Vendor Finance options

I need some advice or thinking outside of the box. I want to buy an owner occupied property which could be worth from $450 - $550k. At the moment I have approx $38k at my disposal and no current property to leverage off.

I was wandering if the following could be possible. Put down the deposit and vendor finance the balance for 12-18 months and then refinance. OR vendor finance the remaining part of the deposit to make up the 20%, borrow 80% from bank and pay off the vendor finance amount with interest and/or with an end date in mind ... say 3-5 years depending on the amount.

Also my local area doesn't have any properties currently available on vendor finance. If I find a property I wish to purchase (which I have seen many), how can I get the vendor to consider vendor finance and will the real estate be supportive or talk them out of it?

I do appreciate any assistance and advice.
 
If you vendor finance the balance for 18 months what if you cannot refinance out in time? The Vendor could repossess the property and you could lose your $38k.

If you go the vendor financing of the deposit I think you will find it very hard to find a lender willing to accept this.
 
Keep saving or you have enough deposit now for a 95% ish loan which are available through many lenders (although with stricter than normal requirements).

$500,000
+ $2500 costs
(no stamp duty if you are first home owner and in nsw. This finishes on the 31/12/2011
though).
-$38,000 deposit
- $7000 fhog
=$457,500 loan required
= 91% lvr
= say $9k mortgage insurance which can be borrowed and added to the loan.
 
agreed about if can do myself I would prefer too.

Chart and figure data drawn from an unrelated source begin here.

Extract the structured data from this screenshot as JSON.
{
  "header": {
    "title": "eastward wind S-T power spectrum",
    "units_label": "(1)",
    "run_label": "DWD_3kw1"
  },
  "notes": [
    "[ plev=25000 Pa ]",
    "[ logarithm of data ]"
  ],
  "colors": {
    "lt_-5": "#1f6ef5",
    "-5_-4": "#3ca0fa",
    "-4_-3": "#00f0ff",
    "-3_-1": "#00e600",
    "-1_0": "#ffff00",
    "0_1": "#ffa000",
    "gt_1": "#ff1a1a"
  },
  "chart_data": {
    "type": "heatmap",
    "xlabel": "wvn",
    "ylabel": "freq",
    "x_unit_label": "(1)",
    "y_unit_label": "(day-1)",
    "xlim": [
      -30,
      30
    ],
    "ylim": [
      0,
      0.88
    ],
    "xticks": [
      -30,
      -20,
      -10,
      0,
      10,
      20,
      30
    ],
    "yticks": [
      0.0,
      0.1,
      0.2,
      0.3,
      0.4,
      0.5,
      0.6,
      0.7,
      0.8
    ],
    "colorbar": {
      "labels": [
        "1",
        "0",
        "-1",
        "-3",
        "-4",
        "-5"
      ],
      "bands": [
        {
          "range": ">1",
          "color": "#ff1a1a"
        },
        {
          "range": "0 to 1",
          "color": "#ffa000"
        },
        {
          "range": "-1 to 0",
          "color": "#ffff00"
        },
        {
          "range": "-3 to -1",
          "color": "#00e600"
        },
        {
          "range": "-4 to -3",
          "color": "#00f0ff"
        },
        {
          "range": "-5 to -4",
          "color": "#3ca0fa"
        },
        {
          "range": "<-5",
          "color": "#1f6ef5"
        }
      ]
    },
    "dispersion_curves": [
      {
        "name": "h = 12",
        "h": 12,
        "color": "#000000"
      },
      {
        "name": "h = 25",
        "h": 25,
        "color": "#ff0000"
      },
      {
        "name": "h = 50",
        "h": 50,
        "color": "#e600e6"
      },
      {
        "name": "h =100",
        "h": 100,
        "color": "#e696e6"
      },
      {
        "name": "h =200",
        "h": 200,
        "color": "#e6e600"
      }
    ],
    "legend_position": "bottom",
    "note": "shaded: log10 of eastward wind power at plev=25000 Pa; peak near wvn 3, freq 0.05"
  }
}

I have owned property before so I am not a FHB. Also I am mainly commission based so the main issue I have is that I need 10% genuine savings OR 20% deposit.
 
Wow , that's an expensive place for regional , isn't there anything 1/2 that around for a start ?

At any rate , mine are all regional so I've had to do quite a few tricks over the years, which always makes me laugh when I read "outside the box ' around here - if only they knew !
20% on that sort of amount is still lots of extra mooler to find on vt , you'd certainly want to have the old safety net built into the agreement encase you had any prob's.
Forget agents , doing this stuff through agents is a nightmare when it can be done very simply between you seller and any good solicitor - which is the biggest
challenge but anyway !
I wrapped a couple of them at the start , reno'd ,resold , just paid
out the balnce owing on wrap , kept the change.
Others I negotiated 20-40% with owner and found banks willing to go the balance on thatarrangement , which took a bit but doable , a good broker can help with that.

Another thing , if there's plenty around you'll find someone willing but you just have to be prepared for a few knock backs.

Good luck
 
thanks Random. Appreciate the support. To get anything near town on acres is frightfully expensive. Anyone would think we were living in Sydney. The only reason I am considering this is that I would prefer my dream home I can stay in for the next say 30-40 years. Also with the land there is the possibility of subdivision as the regional town grows.

I will keep looking and thinking but thanks for the comments.
 
No worries , good luck . You'll get something and I know you won't wanna know this but you may have to lower your sights a little though.
Something very coincidental , I wanted that 3 states and 6 houses ago but it did take a climb in the end but hey , never listen to anybody telling you never , anything's possible.